This study of gambling on Oahu prepared by a gaming industry consultant has been a point of controversy since Governor Lingle’s office declined to make it public in response to a request from blogger Doug White (Poinography.com).
Although the governor’s office considers it confidential, lobbyist John Radcliffe, who submitted the report to Lingle, was more than willing to make a copy available. Just click on the cover page to read the whole report.
This does give us an interesting look at how well our public records law is working.
If you occasionally stop by Doug White’s blog, you know that he requested (and, after a year of waiting, finally received) communications received by Gov. Lingle asking her to sign or veto bills passed during the 2009 legislative session. Doug has been slowly working his way through the information received, painstakingly cataloging and indexing it all.
One document that caught his attention early on was described as “Executive summary and presentation material, Market and Economic Impact Analysis Two Casinos on the Island of Oahu.”
Governor Lingle’s office did not produce this report, claiming that it is exempt from public disclosure, citing “deliberative privilege.”
Here’s what Doug had to say in a blog entry last month.
This batch does have one especially intriguing item: check out this record, a letter from über lobbyist John Radcliffe about establishing two gaming casinos on Oahu. The report Radcliffe refers to in the letter was not provided in response to my UIPA request, and I challenged the Office of the Governor’s claim of “deliberative privilege.” The initial response from the OIP suggested that they will uphold the deliberative privilege—even if the report was not created by the government but was only “solicited by” a government agency. However, that OIP decision may have been made in ignorance of Radcliffe’s letter, which clarifies that the study is ten years old and, thus, was not solicited by the Lingle administration. I await further OIP review of my challenge, and I have a strong hunch that I’ll get the report. If I do get the report, it will be posted here, natch.

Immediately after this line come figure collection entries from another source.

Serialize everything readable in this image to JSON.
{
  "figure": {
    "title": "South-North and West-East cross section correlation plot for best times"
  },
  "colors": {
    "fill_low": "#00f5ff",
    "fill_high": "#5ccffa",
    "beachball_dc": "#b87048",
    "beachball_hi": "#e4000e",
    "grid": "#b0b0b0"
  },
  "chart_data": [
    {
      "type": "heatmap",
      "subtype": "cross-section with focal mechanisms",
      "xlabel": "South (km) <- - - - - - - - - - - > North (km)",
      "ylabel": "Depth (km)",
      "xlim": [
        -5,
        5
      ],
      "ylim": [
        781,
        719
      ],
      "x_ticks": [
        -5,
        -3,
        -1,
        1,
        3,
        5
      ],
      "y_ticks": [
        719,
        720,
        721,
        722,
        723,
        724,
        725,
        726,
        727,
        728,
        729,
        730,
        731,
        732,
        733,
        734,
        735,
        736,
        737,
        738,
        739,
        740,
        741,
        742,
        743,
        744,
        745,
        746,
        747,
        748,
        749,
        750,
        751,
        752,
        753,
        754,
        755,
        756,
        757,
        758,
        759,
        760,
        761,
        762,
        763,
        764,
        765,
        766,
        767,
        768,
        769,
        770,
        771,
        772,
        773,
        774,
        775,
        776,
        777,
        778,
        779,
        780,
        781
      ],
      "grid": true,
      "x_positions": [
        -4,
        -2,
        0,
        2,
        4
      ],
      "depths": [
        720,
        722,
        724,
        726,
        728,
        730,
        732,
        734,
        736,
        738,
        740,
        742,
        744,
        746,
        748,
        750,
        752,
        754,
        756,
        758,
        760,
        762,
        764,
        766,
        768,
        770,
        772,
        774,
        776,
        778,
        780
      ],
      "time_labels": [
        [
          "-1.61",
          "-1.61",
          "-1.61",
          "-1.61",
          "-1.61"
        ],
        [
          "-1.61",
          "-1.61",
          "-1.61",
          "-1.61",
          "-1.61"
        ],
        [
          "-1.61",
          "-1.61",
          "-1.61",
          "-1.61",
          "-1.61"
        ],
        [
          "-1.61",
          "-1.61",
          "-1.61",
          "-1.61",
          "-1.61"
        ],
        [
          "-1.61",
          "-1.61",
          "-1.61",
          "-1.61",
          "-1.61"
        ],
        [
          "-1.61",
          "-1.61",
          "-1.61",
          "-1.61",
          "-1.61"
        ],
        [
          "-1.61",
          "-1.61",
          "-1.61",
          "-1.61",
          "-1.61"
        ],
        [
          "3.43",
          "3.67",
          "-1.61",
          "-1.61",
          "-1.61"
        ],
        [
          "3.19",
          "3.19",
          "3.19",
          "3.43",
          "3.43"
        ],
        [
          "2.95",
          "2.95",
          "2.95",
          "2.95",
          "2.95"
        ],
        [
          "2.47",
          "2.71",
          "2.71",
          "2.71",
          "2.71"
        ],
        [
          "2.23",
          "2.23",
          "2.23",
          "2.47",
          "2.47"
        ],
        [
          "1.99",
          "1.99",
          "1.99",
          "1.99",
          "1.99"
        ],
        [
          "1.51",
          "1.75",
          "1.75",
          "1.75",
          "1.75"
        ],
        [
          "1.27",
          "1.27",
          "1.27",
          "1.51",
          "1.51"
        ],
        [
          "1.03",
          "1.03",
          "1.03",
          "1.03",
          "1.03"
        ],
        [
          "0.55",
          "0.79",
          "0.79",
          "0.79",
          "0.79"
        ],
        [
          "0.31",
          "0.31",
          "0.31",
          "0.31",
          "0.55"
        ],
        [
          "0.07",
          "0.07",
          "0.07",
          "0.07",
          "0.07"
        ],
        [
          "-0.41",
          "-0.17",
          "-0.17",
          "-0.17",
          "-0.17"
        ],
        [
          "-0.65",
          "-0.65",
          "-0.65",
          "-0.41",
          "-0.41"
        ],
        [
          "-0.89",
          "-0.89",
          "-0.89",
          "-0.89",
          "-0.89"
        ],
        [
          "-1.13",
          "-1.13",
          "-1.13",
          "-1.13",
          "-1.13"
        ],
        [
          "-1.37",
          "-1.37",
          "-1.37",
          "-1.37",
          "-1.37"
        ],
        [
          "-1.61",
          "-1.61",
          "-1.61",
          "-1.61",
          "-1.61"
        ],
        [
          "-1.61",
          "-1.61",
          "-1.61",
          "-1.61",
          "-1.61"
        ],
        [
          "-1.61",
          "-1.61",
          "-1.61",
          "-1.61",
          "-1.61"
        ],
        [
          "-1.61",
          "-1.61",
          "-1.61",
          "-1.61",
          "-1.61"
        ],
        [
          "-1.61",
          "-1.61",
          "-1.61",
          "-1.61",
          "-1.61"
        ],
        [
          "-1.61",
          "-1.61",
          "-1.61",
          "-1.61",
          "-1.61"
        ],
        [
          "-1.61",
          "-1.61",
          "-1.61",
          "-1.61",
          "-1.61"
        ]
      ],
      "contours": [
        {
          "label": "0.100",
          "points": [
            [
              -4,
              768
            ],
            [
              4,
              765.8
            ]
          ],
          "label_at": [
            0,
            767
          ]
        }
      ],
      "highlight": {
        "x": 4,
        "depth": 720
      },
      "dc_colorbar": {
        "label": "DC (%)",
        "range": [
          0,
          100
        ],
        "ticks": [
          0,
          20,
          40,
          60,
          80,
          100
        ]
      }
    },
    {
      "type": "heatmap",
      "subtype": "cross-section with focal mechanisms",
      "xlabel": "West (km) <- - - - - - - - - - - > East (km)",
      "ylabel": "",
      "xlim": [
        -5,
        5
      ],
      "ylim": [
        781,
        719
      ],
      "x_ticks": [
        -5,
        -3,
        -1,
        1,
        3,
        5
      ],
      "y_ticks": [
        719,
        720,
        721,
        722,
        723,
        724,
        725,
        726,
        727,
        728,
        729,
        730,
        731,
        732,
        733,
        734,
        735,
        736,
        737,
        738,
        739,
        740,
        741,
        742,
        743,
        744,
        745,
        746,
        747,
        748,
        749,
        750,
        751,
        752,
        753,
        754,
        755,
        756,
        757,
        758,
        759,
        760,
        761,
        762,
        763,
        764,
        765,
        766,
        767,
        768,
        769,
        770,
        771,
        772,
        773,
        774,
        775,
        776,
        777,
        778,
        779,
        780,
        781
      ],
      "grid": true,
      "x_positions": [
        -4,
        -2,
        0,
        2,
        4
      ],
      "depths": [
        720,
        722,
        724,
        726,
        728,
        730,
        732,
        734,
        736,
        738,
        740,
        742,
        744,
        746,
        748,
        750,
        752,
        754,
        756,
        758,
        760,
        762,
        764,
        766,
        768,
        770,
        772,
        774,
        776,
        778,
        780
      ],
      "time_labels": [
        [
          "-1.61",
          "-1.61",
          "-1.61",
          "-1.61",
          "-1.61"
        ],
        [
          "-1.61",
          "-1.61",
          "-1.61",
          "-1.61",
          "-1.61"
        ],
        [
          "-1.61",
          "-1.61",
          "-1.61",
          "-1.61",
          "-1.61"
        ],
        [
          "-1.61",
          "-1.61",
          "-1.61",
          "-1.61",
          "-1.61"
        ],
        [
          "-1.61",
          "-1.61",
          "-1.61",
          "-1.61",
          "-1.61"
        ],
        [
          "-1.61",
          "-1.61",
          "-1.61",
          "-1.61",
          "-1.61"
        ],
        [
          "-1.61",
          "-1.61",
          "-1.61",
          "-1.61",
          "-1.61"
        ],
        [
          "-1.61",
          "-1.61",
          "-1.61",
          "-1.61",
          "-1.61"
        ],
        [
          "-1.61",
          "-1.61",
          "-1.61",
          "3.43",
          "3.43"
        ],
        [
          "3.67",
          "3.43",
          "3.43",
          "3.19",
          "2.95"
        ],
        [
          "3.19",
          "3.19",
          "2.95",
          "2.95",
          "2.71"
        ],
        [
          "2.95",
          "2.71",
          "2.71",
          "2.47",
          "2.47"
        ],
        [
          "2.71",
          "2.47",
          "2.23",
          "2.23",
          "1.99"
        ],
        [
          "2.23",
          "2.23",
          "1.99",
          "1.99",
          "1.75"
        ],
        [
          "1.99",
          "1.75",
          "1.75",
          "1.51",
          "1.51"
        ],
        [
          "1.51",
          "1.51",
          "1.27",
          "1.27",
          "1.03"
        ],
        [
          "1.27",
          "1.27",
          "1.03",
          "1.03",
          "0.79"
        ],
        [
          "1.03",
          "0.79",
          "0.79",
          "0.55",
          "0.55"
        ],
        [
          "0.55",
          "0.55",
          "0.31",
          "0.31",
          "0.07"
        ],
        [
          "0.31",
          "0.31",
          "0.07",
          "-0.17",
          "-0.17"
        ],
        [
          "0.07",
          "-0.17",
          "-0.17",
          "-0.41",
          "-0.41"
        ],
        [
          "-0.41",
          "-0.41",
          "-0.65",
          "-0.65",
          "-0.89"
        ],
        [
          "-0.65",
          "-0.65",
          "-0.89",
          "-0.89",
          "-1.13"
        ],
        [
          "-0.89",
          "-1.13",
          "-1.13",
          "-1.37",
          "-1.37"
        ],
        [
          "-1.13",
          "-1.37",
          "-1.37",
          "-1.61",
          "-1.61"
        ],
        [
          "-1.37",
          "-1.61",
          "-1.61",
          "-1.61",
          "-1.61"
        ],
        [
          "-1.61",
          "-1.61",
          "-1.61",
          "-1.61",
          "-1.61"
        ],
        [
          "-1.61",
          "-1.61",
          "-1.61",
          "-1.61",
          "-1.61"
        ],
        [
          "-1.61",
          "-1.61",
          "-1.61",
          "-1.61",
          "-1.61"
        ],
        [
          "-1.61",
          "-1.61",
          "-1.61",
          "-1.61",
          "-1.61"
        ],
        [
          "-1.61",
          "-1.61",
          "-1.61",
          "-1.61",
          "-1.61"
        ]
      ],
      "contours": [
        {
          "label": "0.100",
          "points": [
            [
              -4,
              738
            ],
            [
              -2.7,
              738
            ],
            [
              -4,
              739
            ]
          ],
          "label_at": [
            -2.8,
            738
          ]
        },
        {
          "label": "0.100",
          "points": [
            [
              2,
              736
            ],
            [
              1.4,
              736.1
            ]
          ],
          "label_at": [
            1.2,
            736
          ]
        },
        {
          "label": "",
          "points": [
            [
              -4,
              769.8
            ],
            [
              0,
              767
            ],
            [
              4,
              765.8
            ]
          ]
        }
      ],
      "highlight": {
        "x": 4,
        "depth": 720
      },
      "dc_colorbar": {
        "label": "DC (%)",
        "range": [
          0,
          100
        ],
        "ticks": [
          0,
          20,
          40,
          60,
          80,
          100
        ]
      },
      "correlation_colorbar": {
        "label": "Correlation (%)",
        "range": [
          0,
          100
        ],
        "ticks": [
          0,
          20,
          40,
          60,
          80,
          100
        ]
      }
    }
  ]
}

Doug wrote last week (Oct. 6) that he was still waiting to hear from OIP concerning their position on this report.
It’s hard to understand how this record could be considered exempt from public disclosure. First, it was not a product of internal government discussions, but was produced by a third party, in this case an organization that lobbies for the gaming industry. Second, it was never secret or confidential, and was intended for distribution. In the linked memo, Radcliffe says it was “widely circulated among legislative circles.” You can bet that he was well paid to get it in front of the eyeballs of as many influential people as possible. Third, it was over eight years old, dating from December 2000.
Doug says the governor’s office has claimed an exemption based on “deliberative privilege.”
The closest parallel is to Exemption 5 of the federal Freedom of Information Act, which allows federal agencies to withhold “inter-agency or intra-agency memorandums or letters” from the public if they “would not be available by law to a party other than an agency in litigation with the agency.” According to a Justice Department guide to Exemption 5, the “deliberative process privilege” is one of three legal privileges incorporated into this exemption.
According to this Justice Department discussion, the exemption would not apply to communications from consultants representing other outside interests advocating for their own position in competition with other interests.
The Reporters Committee for Freedom of the Press reports it this way:
In 2001, the Supreme Court unanimously reiterated that under Exemption 5 the source of the documents must be a government agency. The Court reasoned that agency consultants might be covered under this provision because they acted like agency employees. But communications from groups (such as the American Indian tribes at issue in that case) who worked in their own interest could not be covered. 54
A later version of this FOIA guidedescribes the circumstances under which courts have extended the privilege to consultants:
In these cases, courts have emphasized that the agencies sought this outside advice, and that in providing their expertise, the consultants effectively functioned as agency employees, providing the agencies with advice similar to what it might have received from an employee (though it should be noted that there is no requirement that an agency not have its own employee with relevant expertise before seeking the assistance of an outside consultant).
The DOJ then addresses the deliberative process privilege directly.
The most commonly invoked privilege incorporated within Exemption 5 is the deliberative process privilege, the general purpose of which is to “prevent injury to the quality of agency decisions.” Specifically, three policy purposes consistently have been held to constitute the bases for this privilege: (1) to encourage open, frank discussions on matters of policy between subordinates and superiors; (2) to protect against premature disclosure of proposed policies before they are finally adopted; and (3) to protect against public confusion that might result from disclosure of reasons and rationales that were not in fact ultimately the grounds for an agency’s action.
There are a lot of legal references cited in these FOIA guides. But despite all the back and forth, it seems improbable that a ten-year old study prepared by an independent consultant for a special interest group that was widely circulated a decade ago, could now be legitimately claimed to be exempt from public disclosure in order to protect internal government deliberations.
Now its time to go watch the sunrise.